Идею отсутствия разделения «обыденного» и «логического» знания Райл пытается облечь в теоретическую форму. Прежде всего, он хочет показать, что некоторые действия, отражающие качества разума, не являются интеллектуальными действиями или их следствиями; и именно эти действия лежат в основе обыденного языка. «Интеллектуалистская» доктрина разума, берущая начало с Декарта, делает центральной проблемой философии обоснование метода, направленного на достижение истины. Метод Декарта включает в себя совокупность правил, определяемых чисто рационально и позволяющих решить вопрос об истинности высказывания. Райл полагает, что истины не существует, но не существует именно как категории, поскольку существует более фундаментальный «порядок» действий разума. Этот порядок Райл именует «разумными» (intelligent) действиями, противопоставляя их «интеллектуальным» (intellectual) действиям. «Я докажу, что интеллектуалистская легенда – ложь, и что когда мы описываем видимое как разумное, это не ведет к удвоению операции рассмотрения и осуществления»[176], - пишет Райл. В английском языке слово intellegence, от которого происходит термин Райла «разумный», переводится так же, как «разведка», получение какой-то информации, сбор данных. Поэтому, можно сказать, что посредством «разумных» действий мы узнаем что-либо, знакомимся с чем-то, а посредством «интеллектуальных» действий мы знаем что-либо, то есть, подтверждаем и верифицируем информацию. Райл, тем самым, является одним из пионеров широко распространенной в Европе натуралистической точки зрения, согласно которой возможна теория познания, не требующая идеи рациональной субстанции вообще.
Знание-что и знание-какРайл полагает, что «быть разумным» - это не
просто иметь некоторые качества, но еще и уметь прилагать их на практике. Речь идет, конечно, о языковой практике, об освоении и употреблении языка. Поскольку «разумное» обретается в языковой практике, Райл предлагает назвать его «знанием-как» (knowing how). Интеллект же, наоборот, коллекционирует информацию, преобразуя ее в форму идей. Идеи, тем самым, присущи тому, что мы знаем, или «знанию-что» (knowing what). Главный тезис Райла заключается в том, что «разумное» не может быть определено в терминах «интеллектуального» или «знание-как» - в терминах «знания-что»[177]. «Разумные» процедуры, по Райлу, непосредственно выражают работу разума, тогда как «интеллектуальные» процедуры предпосылают ей категории, то есть, являются опосредованными.

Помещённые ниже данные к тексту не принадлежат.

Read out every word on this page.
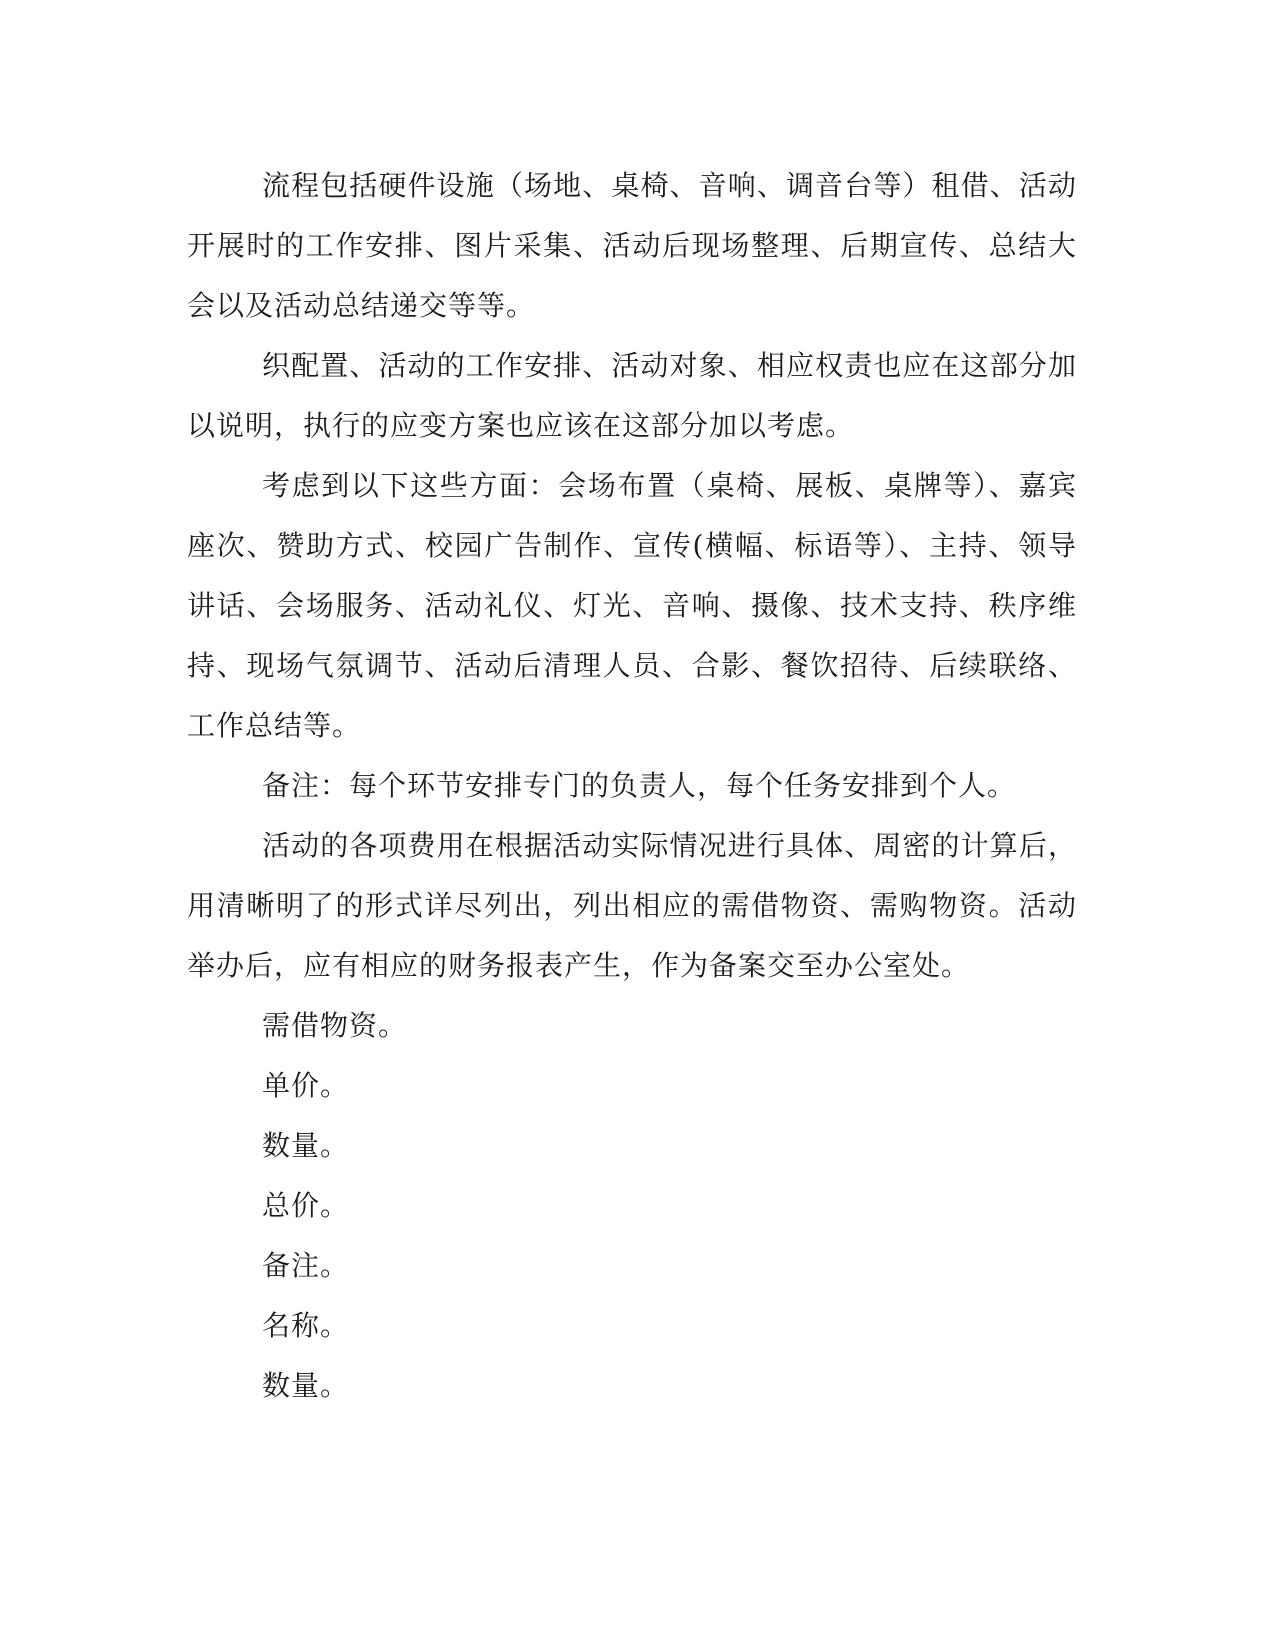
流程包括硬件设施（场地、桌椅、音响、调音台等）租借、活动开展时的工作安排、图片采集、活动后现场整理、后期宣传、总结大会以及活动总结递交等等。

织配置、活动的工作安排、活动对象、相应权责也应在这部分加以说明，执行的应变方案也应该在这部分加以考虑。

考虑到以下这些方面：会场布置（桌椅、展板、桌牌等）、嘉宾座次、赞助方式、校园广告制作、宣传(横幅、标语等）、主持、领导讲话、会场服务、活动礼仪、灯光、音响、摄像、技术支持、秩序维持、现场气氛调节、活动后清理人员、合影、餐饮招待、后续联络、工作总结等。

备注：每个环节安排专门的负责人，每个任务安排到个人。

活动的各项费用在根据活动实际情况进行具体、周密的计算后，用清晰明了的形式详尽列出，列出相应的需借物资、需购物资。活动举办后，应有相应的财务报表产生，作为备案交至办公室处。

需借物资。

单价。

数量。

总价。

备注。

名称。

数量。
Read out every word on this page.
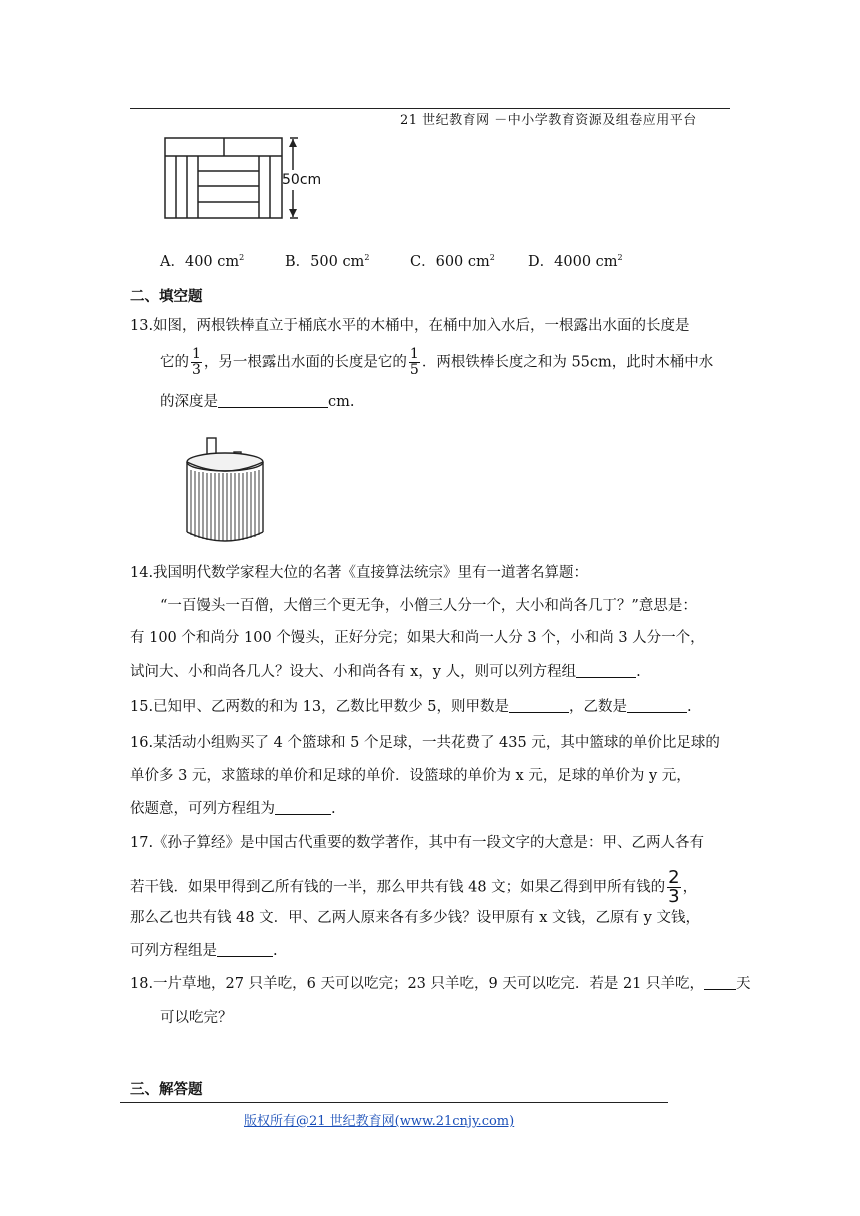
21 世纪教育网 －中小学教育资源及组卷应用平台
50cm
A．400 $cm^2$	B．500 $cm^2$	C．600 $cm^2$ D．4000 $cm^2$
二、填空题
13.如图，两根铁棒直立于桶底水平的木桶中，在桶中加入水后，一根露出水面的长度是
它的 $\frac{1}{3}$ ，另一根露出水面的长度是它的 $\frac{1}{5}$ ．两根铁棒长度之和为 55cm，此时木桶中水
的深度是	cm.
14.我国明代数学家程大位的名著《直接算法统宗》里有一道著名算题：
“一百馒头一百僧，大僧三个更无争，小僧三人分一个，大小和尚各几丁？”意思是：
有 100 个和尚分 100 个馒头，正好分完；如果大和尚一人分 3 个，小和尚 3 人分一个，
试问大、小和尚各几人？设大、小和尚各有 x，y 人，则可以列方程组	.
15.已知甲、乙两数的和为 13，乙数比甲数少 5，则甲数是	，乙数是	.
16.某活动小组购买了 4 个篮球和 5 个足球，一共花费了 435 元，其中篮球的单价比足球的
单价多 3 元，求篮球的单价和足球的单价．设篮球的单价为 x 元，足球的单价为 y 元，
依题意，可列方程组为	.
17.《孙子算经》是中国古代重要的数学著作，其中有一段文字的大意是：甲、乙两人各有
若干钱．如果甲得到乙所有钱的一半，那么甲共有钱 48 文；如果乙得到甲所有钱的 $\frac{2}{3}$ ，
那么乙也共有钱 48 文．甲、乙两人原来各有多少钱？设甲原有 x 文钱，乙原有 y 文钱，
可列方程组是	.
18.一片草地，27 只羊吃，6 天可以吃完；23 只羊吃，9 天可以吃完．若是 21 只羊吃， 天
可以吃完？
三、解答题
版权所有@21 世纪教育网(www.21cnjy.com)
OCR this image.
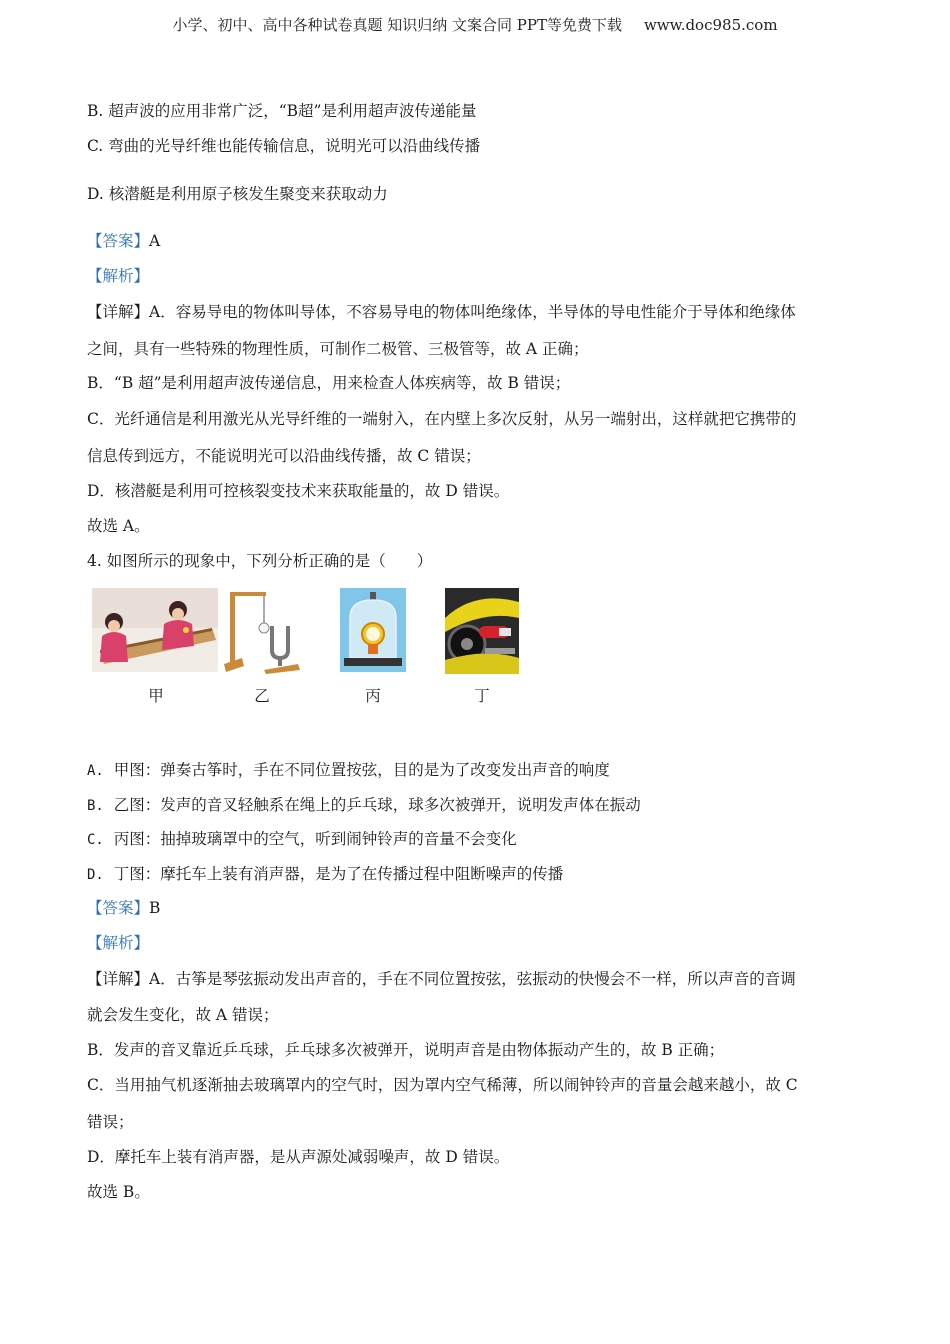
小学、初中、高中各种试卷真题 知识归纳 文案合同 PPT等免费下载 www.doc985.com
B. 超声波的应用非常广泛，“B超”是利用超声波传递能量
C. 弯曲的光导纤维也能传输信息，说明光可以沿曲线传播
D. 核潜艇是利用原子核发生聚变来获取动力
【答案】A
【解析】
【详解】A．容易导电的物体叫导体，不容易导电的物体叫绝缘体，半导体的导电性能介于导体和绝缘体
之间，具有一些特殊的物理性质，可制作二极管、三极管等，故 A 正确；
B．“B 超”是利用超声波传递信息，用来检查人体疾病等，故 B 错误；
C．光纤通信是利用激光从光导纤维的一端射入，在内壁上多次反射，从另一端射出，这样就把它携带的
信息传到远方，不能说明光可以沿曲线传播，故 C 错误；
D．核潜艇是利用可控核裂变技术来获取能量的，故 D 错误。
故选 A。
4. 如图所示的现象中，下列分析正确的是（　　）
甲	乙	丙	丁
A. 甲图：弹奏古筝时，手在不同位置按弦，目的是为了改变发出声音的响度
B. 乙图：发声的音叉轻触系在绳上的乒乓球，球多次被弹开，说明发声体在振动
C. 丙图：抽掉玻璃罩中的空气，听到闹钟铃声的音量不会变化
D. 丁图：摩托车上装有消声器，是为了在传播过程中阻断噪声的传播
【答案】B
【解析】
【详解】A．古筝是琴弦振动发出声音的，手在不同位置按弦，弦振动的快慢会不一样，所以声音的音调
就会发生变化，故 A 错误；
B．发声的音叉靠近乒乓球，乒乓球多次被弹开，说明声音是由物体振动产生的，故 B 正确；
C．当用抽气机逐渐抽去玻璃罩内的空气时，因为罩内空气稀薄，所以闹钟铃声的音量会越来越小，故 C
错误；
D．摩托车上装有消声器，是从声源处减弱噪声，故 D 错误。
故选 B。
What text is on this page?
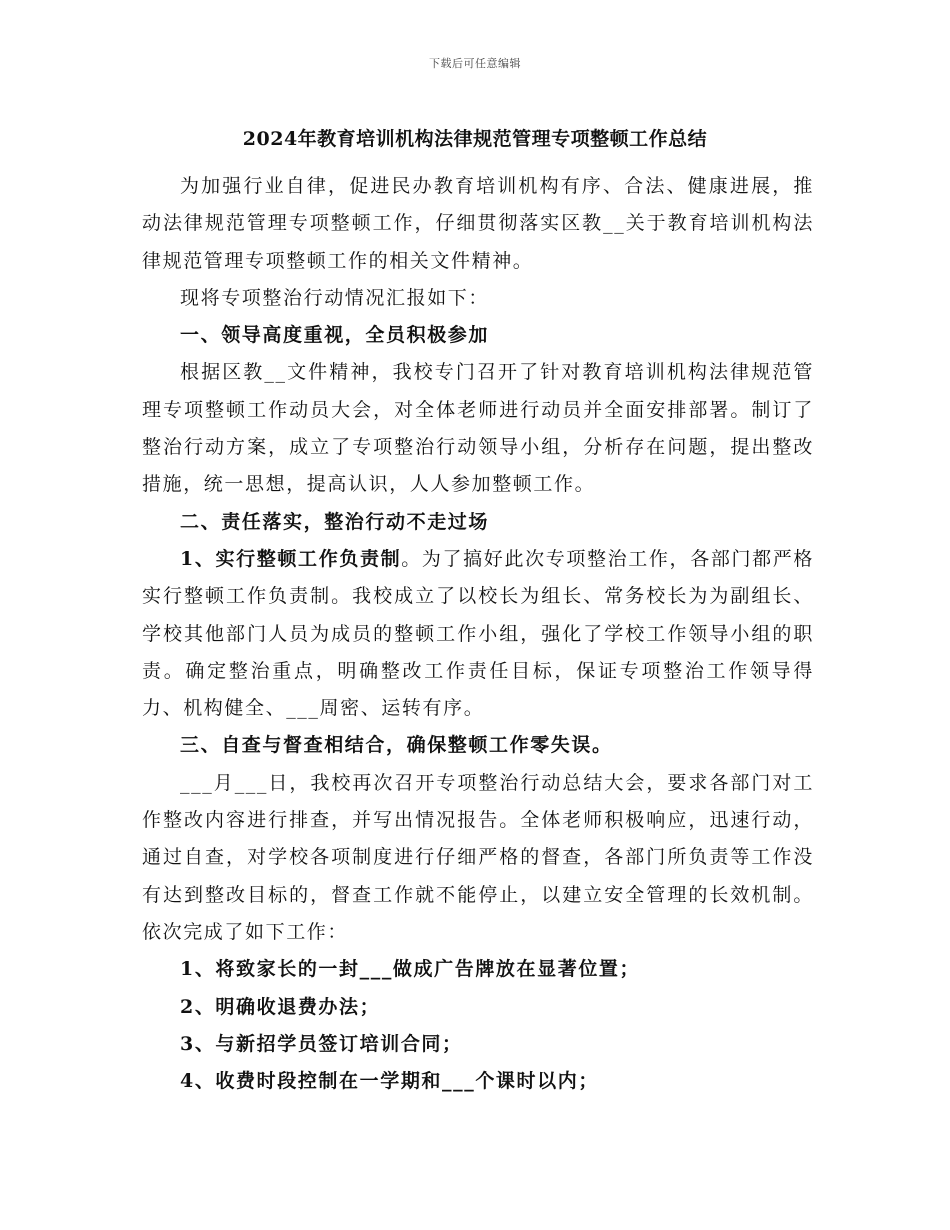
下载后可任意编辑
2024年教育培训机构法律规范管理专项整顿工作总结

为加强行业自律，促进民办教育培训机构有序、合法、健康进展，推动法律规范管理专项整顿工作，仔细贯彻落实区教__关于教育培训机构法律规范管理专项整顿工作的相关文件精神。

现将专项整治行动情况汇报如下：

一、领导高度重视，全员积极参加

根据区教__文件精神，我校专门召开了针对教育培训机构法律规范管理专项整顿工作动员大会，对全体老师进行动员并全面安排部署。制订了整治行动方案，成立了专项整治行动领导小组，分析存在问题，提出整改措施，统一思想，提高认识，人人参加整顿工作。

二、责任落实，整治行动不走过场

1、实行整顿工作负责制。为了搞好此次专项整治工作，各部门都严格实行整顿工作负责制。我校成立了以校长为组长、常务校长为为副组长、学校其他部门人员为成员的整顿工作小组，强化了学校工作领导小组的职责。确定整治重点，明确整改工作责任目标，保证专项整治工作领导得力、机构健全、___周密、运转有序。

三、自查与督查相结合，确保整顿工作零失误。

___月___日，我校再次召开专项整治行动总结大会，要求各部门对工作整改内容进行排查，并写出情况报告。全体老师积极响应，迅速行动，通过自查，对学校各项制度进行仔细严格的督查，各部门所负责等工作没有达到整改目标的，督查工作就不能停止，以建立安全管理的长效机制。依次完成了如下工作：

1、将致家长的一封___做成广告牌放在显著位置；

2、明确收退费办法；

3、与新招学员签订培训合同；

4、收费时段控制在一学期和___个课时以内；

Согласно Райлу, мы получаем «знание-как» исключительно в практике освоения и употребления языка, часто без помощи каких-либо теоретических уроков. Например, многие люди, знакомясь с человеком, учатся правильно называть его «мистер Смит». По Райлу, большинство из них и понятия не имеет о том, что «мистер Смит» - это «имя» в языке, которое определенным образом «описывает факт», то есть человека, носящего имя «мистер Смит». Многие люди удивились бы этому объяснению, назвав его излишне заумным. Они считали бы, что достаточно простого указания и договоренности всех в том, что этого человека следует звать «мистер Смит», а не «мистер Буш». Аналогично обстоит дело и с понятием «Я», которое, по Райлу, не может быть теоретически усвоено. На практике человек знает, что словами «ты», «она», «мы» определяется нечто, имеющее телесные очертания, и, на основании многочисленных ассоциаций, когда окружающие постоянно рассматривают нас, как «он» («она»), делается ввод о существовании такого «он», которого я так назвать не могу. Отсюда и возникает слово «Я». Тем самым, Райл метафорически сравнивает интеллект с «бицепсами», чистой способностью, которая может быть слабой и сильной, тогда как разум сравнивается с «мудрым преподавателем», который излагает себе и другим то, что он знает, при этом давая рекомендации. Интеллектуальные способности, в отличие от разумности, развиваются; существуют занятия и экзамены, с помощью которых мы можем развивать и контролировать их.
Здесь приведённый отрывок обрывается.